Integrating climate information into decision-making process
Better understanding on Climate Services
Climate change science has witnessed incredible progress in recent times. Climate services offer science-based information and forecasts that empower decision-makers to manage the risks associated with climate variability and climate change and to discover opportunities.
While the generation of climate information and forecasts is growing rapidly by climate scientists, many developing countries in the world still lack the capacity in the form of data, technology, knowledge and expertise they need for their people to benefit from using that climate information.
The International Research Institute for Climate and Society (IRI) at Columbia University defines the climate services with four pillars which are Production, Translation, Dissemination and Use.
When generating climate information, it’s important to first identify the need for the information. After generation, climate information needs to be translated by analyzing the data for the user group such as agriculture, public health, disaster, natural resource management or other relevant sectors.
After climate information has been translated, it comes to the point to transfer the information, which can be through different formats or media. The transferred climate information then needs to be used in various operational decision-making processes, policies or plans. However, if there is no institutional buy-in, the impact of climate services would be very negligible.
Uncertainties and challenges with Climate Services
In reality, there are gaps in the use of climate information from decision making at different levels. The first challenge is the quality and availability of climate data, as climate data is the foundation for climate services. Even if the data is available, limited access, understanding and use of the available data makes the process difficult.
A gap also remains in integrating climate into policy and practice level. There are lots of uncertainties associated with climate change and its impacts, and other socio-economic factors, and adaptation can be characterized as decision-making under uncertainties.
As we all know that with the climate change and variability, the function and services of a system, the outcome and effectiveness of an activity and policy decision, or the longevity of an infrastructure would be compromised. So, the providers of climate services need to consult with users to determine what kind of information they need, when and how often, and in what format. They then deliver the information and assist their clients to interpret and apply it.
Temperature, rainfall, solar radiation, evaporation, sea level, wind, pressure, humidity, sea surface temperature are the common climate variables used for climate impact and risk assessment. All these climate variables have several impacts on various agriculture, water resources, human health, infrastructure, forest and biodiversity, disaster and in many more sectors.
Adapting to climate change requires long term capacity building and planning, but information at shorter timescales is also crucial for decision-making under uncertainty. Climate services is needed to identify constraints, risks, tolerance to uncertainty, and temporal components of climate information and decision-making processes, as decision makers working in climate sensitive sectors requires better information to act quickly.
The Rohingya camps in Cox’s Bazar is a hilly area facing rapid deforestation with biodiversity loss and crammed dwelling conditions. The area is extremely vulnerable to potential landslides and flooding. During the rainy season, water quality and sanitation are major issues, since a lot of latrines are not respecting international standards and there is a high risk of latrines contaminating tube wells. The shelters are made of plastic and bamboo, and hence they are not resistant to strong rainfall and winds.

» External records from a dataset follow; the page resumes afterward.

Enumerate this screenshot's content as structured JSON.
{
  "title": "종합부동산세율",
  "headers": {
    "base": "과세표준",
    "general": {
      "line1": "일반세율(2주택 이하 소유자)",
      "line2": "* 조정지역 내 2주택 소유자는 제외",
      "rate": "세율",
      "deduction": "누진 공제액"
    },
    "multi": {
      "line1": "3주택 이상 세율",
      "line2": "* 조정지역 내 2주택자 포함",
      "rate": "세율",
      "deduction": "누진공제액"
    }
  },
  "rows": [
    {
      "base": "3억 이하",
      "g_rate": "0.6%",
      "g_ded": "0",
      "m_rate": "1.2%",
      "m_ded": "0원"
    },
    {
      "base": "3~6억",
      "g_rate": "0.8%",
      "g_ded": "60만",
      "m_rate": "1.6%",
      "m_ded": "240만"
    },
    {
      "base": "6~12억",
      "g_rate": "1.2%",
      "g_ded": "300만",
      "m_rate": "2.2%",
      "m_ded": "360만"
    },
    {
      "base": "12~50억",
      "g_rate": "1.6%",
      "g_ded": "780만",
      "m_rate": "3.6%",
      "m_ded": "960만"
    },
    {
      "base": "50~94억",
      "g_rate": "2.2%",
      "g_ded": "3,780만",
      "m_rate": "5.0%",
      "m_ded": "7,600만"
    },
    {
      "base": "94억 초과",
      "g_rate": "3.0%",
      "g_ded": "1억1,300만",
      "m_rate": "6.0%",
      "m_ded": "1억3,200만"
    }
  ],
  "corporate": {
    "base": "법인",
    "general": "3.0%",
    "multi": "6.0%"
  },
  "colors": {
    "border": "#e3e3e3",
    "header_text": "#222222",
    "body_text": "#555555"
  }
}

It is very challenging to disseminate information to a mass population within a short period of time. There are a lot of people who are sending climate data to the organizations working there, and sometimes when it is out of context, it is not necessarily useful. It can be confusing and potentially harmful if it is not used in the right way. So, there is huge concern from the organizations in the camps about the availability of good quality data and how to link the data to specific decisions.

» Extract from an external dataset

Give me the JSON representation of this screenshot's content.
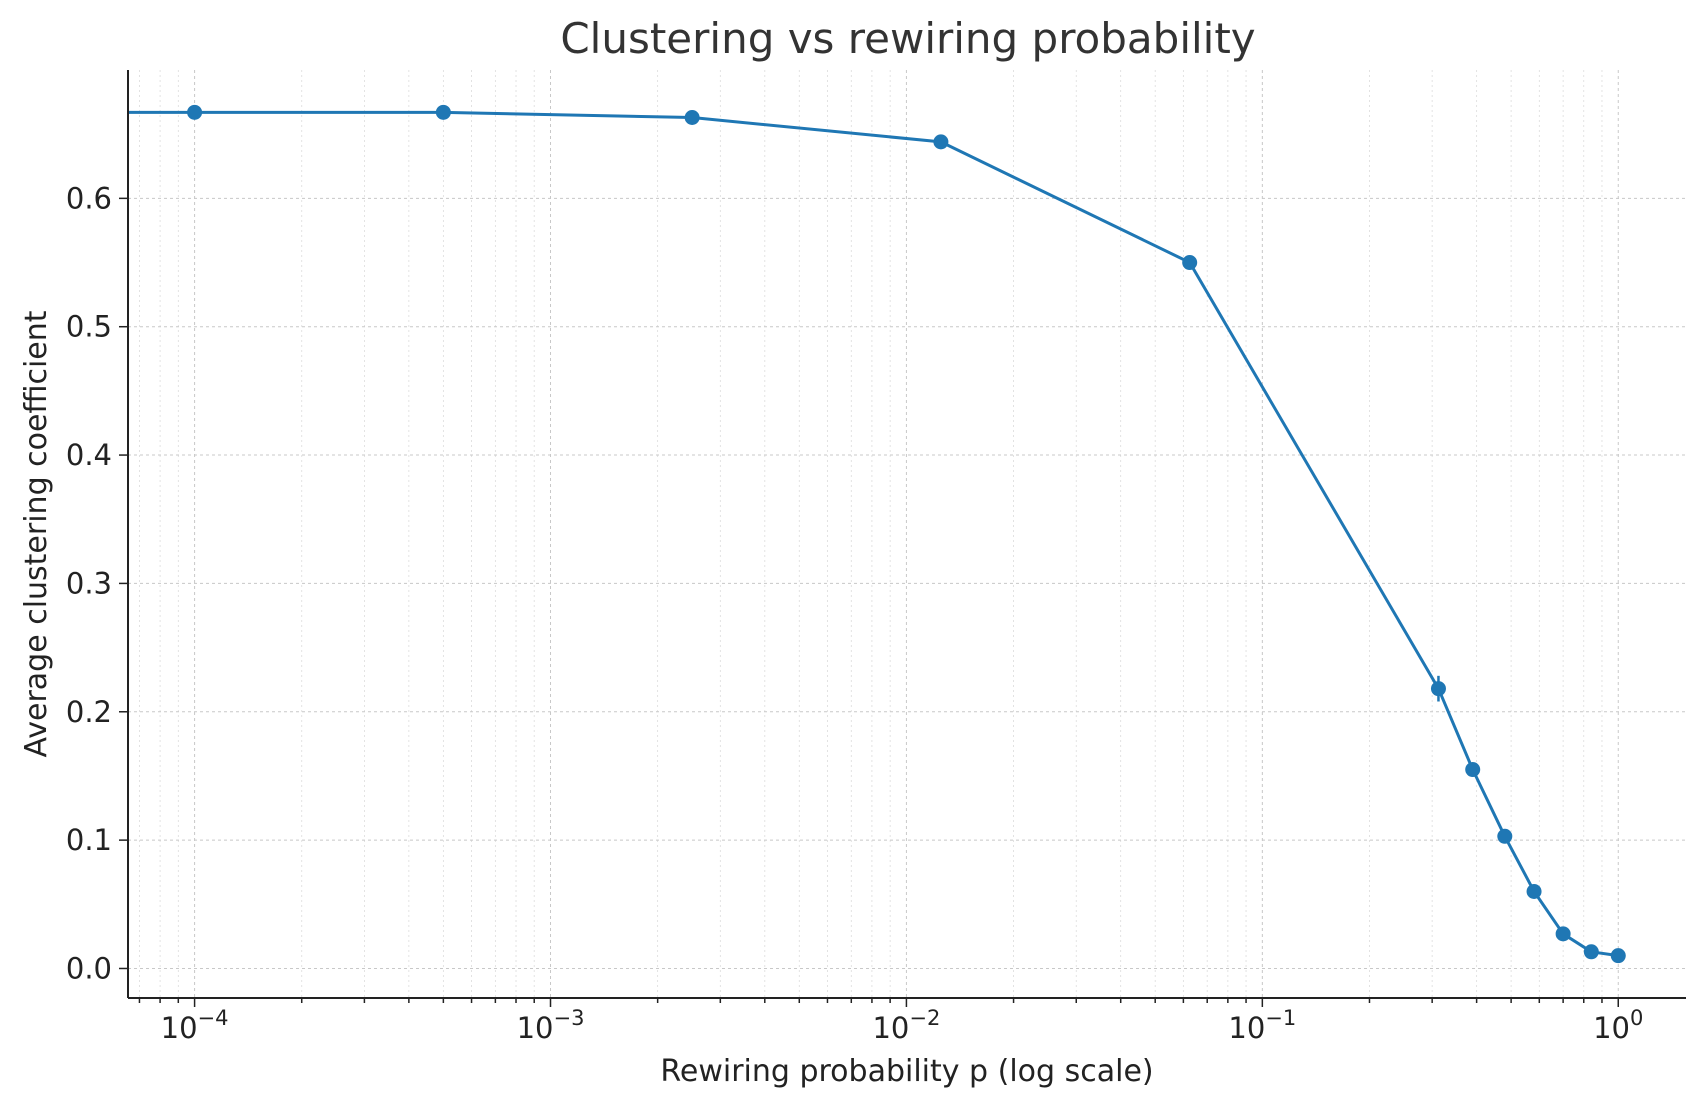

When the work is mostly dependent on climate sensitive ecosystems, the rapid transmission of critical information is necessary. Hence the timescale of climate information is an important issue to consider when it comes to decision making. Bangladesh Academy for Climate Services (BACS) to bridge the gap between climate information producers and users
To meet this demand and bridge this gap between climate scientists and decision makers, Bangladesh Meteorological Department (BMD) together with the International Center for Climate Change and Development (ICCCAD), the International Wheat and Maize Improvement Center (CIMMYT), and the International Research Institute for Climate and Society (IRI) at Columbia University have jointly founded a climate services academy.
The academy was presented and discussed in the 4th symposium called “Gobeshona” in Bangladesh held during January 2018. Since then, this academy has become a dynamic, participatory platform to centralize and coordinate efforts on climate services, that brings together multiple actors and sectors, with various levels of knowledge on climate information in the form of design workshops and training dialogues. The intention of the academy is to link data providers and data users, and make the information more accessible, clearer and informing people about what is relevant in their field, for a wide variety of people those are outside of the science community.
Tasfia Tasnim works at ICCCAD. Her working majors are climate finance, livelihood resilience and natural resource management connected to socio-cultural dynamics.